«Ибо никто не делает чего-либо втайне, и ищет сам быть известным. Если Ты творишь такие дела, то яви Себя миру» (Ио. 7, 4).
Валентина Кузнецова довольно сердито откомментировала эпизод,, где родственники подталкивают Иисуса к публичному выступлению: «С точки зрения братьев, главная цель всякого человека — слава и успех» (Кузнецова, 2010, 204). Однако, братья лишь в чуть иной форме повторяют слова самого Иисуса в Мф. 10, 26, которые в русском языке стали поговоркой и, скорее всего, были поговоркой задолго до Иисуса: «Нет ничего тайного, что не стало бы явным».
Как и всякая большая народная мудрость, это по форме вздор. Месторождения нефти и алмазные трубки сами собою не становятся явными. Мироздание вообще тайна, которая по мере знакомства с нею становится ещё большей тайной. Большинство преступлений, вполне возможно, остаются нераскрытыми, и всякие «показатели раскрываемости» — утеха бюрократов, не более того.
«Нет ничего тайного» — это совсем о другом, это игра словами, как если сказать «нет ничего посаженного, что не вырастает». «Тайное» здесь так же отличается от «невидного» как обнажённое тело от голого. Человек создан для яви и явления. Человек может это в себе погубить, может забиться в норку своего эгоизма, стать невидимкой для самого себя, в общем, — расчеловечиться, отараканиться наподобие Кафки. «Нет ничего тайного, что не стало бы явным, если, конечно, оно не сдохнет».
Человек может сдохнуть заживо. Зерно может пасть в землю, затаиться и — умереть. Но зачем? Зерно должно бояться засохнуть, так и человек должен бояться того же. Это и есть «страх Божий» — бояться Бога означает бояться не быть человеком.
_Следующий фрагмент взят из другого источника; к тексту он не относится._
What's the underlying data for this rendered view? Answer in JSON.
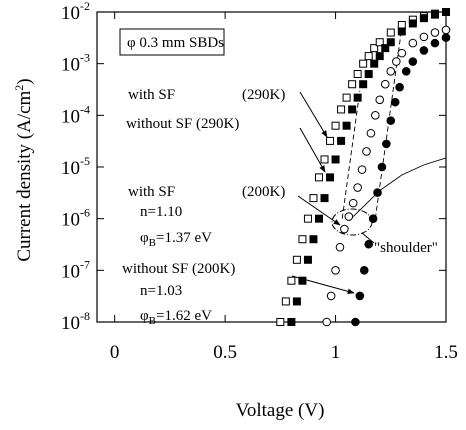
{
  "chart_data": {
    "type": "scatter",
    "x_label": "Voltage (V)",
    "y_label": {
      "text": "Current density (A/cm",
      "sup": "2",
      "tail": ")"
    },
    "xlim": [
      -0.08,
      1.5
    ],
    "xticks": [
      0,
      0.5,
      1,
      1.5
    ],
    "ylim": [
      1e-08,
      0.01
    ],
    "ylog": true,
    "yticks": [
      {
        "value": 1e-08,
        "label": "10",
        "exponent": "-8"
      },
      {
        "value": 1e-07,
        "label": "10",
        "exponent": "-7"
      },
      {
        "value": 1e-06,
        "label": "10",
        "exponent": "-6"
      },
      {
        "value": 1e-05,
        "label": "10",
        "exponent": "-5"
      },
      {
        "value": 0.0001,
        "label": "10",
        "exponent": "-4"
      },
      {
        "value": 0.001,
        "label": "10",
        "exponent": "-3"
      },
      {
        "value": 0.01,
        "label": "10",
        "exponent": "-2"
      }
    ],
    "series": [
      {
        "marker": "square",
        "filled": false,
        "color": "#000000",
        "x": [
          0.75,
          0.775,
          0.8,
          0.825,
          0.85,
          0.875,
          0.9,
          0.925,
          0.95,
          0.975,
          1.0,
          1.025,
          1.05,
          1.075,
          1.1,
          1.125,
          1.15,
          1.175,
          1.2,
          1.25,
          1.3,
          1.35,
          1.4,
          1.45,
          1.5
        ],
        "values": [
          1e-08,
          2.5e-08,
          6.3e-08,
          1.6e-07,
          4e-07,
          1e-06,
          2.5e-06,
          6.3e-06,
          1.4e-05,
          3.2e-05,
          6.3e-05,
          0.00013,
          0.00022,
          0.0004,
          0.00063,
          0.001,
          0.0014,
          0.002,
          0.0026,
          0.004,
          0.0056,
          0.0071,
          0.0083,
          0.0093,
          0.01
        ]
      },
      {
        "marker": "square",
        "filled": true,
        "color": "#000000",
        "x": [
          0.8,
          0.825,
          0.85,
          0.875,
          0.9,
          0.925,
          0.95,
          0.975,
          1.0,
          1.025,
          1.05,
          1.075,
          1.1,
          1.125,
          1.15,
          1.175,
          1.2,
          1.225,
          1.25,
          1.3,
          1.35,
          1.4,
          1.45,
          1.5
        ],
        "values": [
          1e-08,
          2.5e-08,
          6.3e-08,
          1.6e-07,
          4e-07,
          1e-06,
          2.5e-06,
          6.3e-06,
          1.4e-05,
          3.2e-05,
          6.3e-05,
          0.00013,
          0.00022,
          0.0004,
          0.00063,
          0.001,
          0.0014,
          0.002,
          0.0026,
          0.0042,
          0.006,
          0.0076,
          0.0089,
          0.01
        ]
      },
      {
        "marker": "circle",
        "filled": false,
        "color": "#000000",
        "x": [
          0.96,
          0.98,
          1.0,
          1.02,
          1.04,
          1.06,
          1.08,
          1.1,
          1.12,
          1.14,
          1.16,
          1.18,
          1.2,
          1.225,
          1.25,
          1.275,
          1.3,
          1.35,
          1.4,
          1.45,
          1.5
        ],
        "values": [
          1e-08,
          3.2e-08,
          1e-07,
          2.8e-07,
          6.3e-07,
          1.1e-06,
          2e-06,
          4e-06,
          8.9e-06,
          2e-05,
          4.5e-05,
          0.0001,
          0.0002,
          0.0004,
          0.00071,
          0.0011,
          0.0016,
          0.0025,
          0.0033,
          0.004,
          0.0045
        ]
      },
      {
        "marker": "circle",
        "filled": true,
        "color": "#000000",
        "x": [
          1.09,
          1.11,
          1.13,
          1.15,
          1.17,
          1.19,
          1.21,
          1.23,
          1.25,
          1.27,
          1.29,
          1.32,
          1.35,
          1.4,
          1.45,
          1.5
        ],
        "values": [
          1e-08,
          3.2e-08,
          1e-07,
          3.2e-07,
          1e-06,
          3.2e-06,
          1e-05,
          2.8e-05,
          7.9e-05,
          0.00018,
          0.00035,
          0.00071,
          0.0011,
          0.0018,
          0.0025,
          0.0032
        ]
      }
    ],
    "lines": [
      {
        "style": "dashed",
        "x": [
          1.03,
          1.11
        ],
        "values": [
          1e-06,
          0.0003
        ]
      },
      {
        "style": "dashed",
        "x": [
          1.18,
          1.3
        ],
        "values": [
          1e-06,
          0.005
        ]
      },
      {
        "style": "solid",
        "x": [
          1.08,
          1.2,
          1.3,
          1.4,
          1.5
        ],
        "values": [
          1.1e-06,
          3.5e-06,
          7e-06,
          1.1e-05,
          1.5e-05
        ]
      }
    ],
    "annotations": [
      {
        "text": "φ 0.3 mm SBDs"
      },
      {
        "text": "with SF"
      },
      {
        "text": "(290K)"
      },
      {
        "text": "without SF (290K)"
      },
      {
        "text": "with SF"
      },
      {
        "text": "(200K)"
      },
      {
        "text": "n=1.10"
      },
      {
        "text": "φ",
        "sub": "B",
        "post": "=1.37 eV"
      },
      {
        "text": "without SF (200K)"
      },
      {
        "text": "n=1.03"
      },
      {
        "text": "φ",
        "sub": "B",
        "post": "=1.62 eV"
      },
      {
        "text": "\"shoulder\""
      }
    ]
  }
}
Насмешка всегда вторична по отношению к смеху, веселью, радости. Братья призывают Иисуса сделать ровно то, что Иисус может, хочет и должен сделать — выйти навстречу смерти. Вспоминается анекдот про советского еврея, которого вызывают на Лубянку и требуют написать письмо родным в Израиль с описанием того, как хорошо евреям в советской России. Еврей начинает это письмо словами: «Дорогие, наконец-то я выбрал место и время написать вам». Иисус отвечает братьям, что Его время ещё не настало — а вот их время всегда. Его время настанет скоро, различие между временем и безвременьем может быть секундное, но это — секунда жизни и свободы. Эта секунда — воплощение точности. Вопрос не в том, расти или нет, становиться явным или нет, а в том, чтобы стать в нужное мгновение, не раньше и не позже, и вот здесь и начинаются вера, надежда и любовь.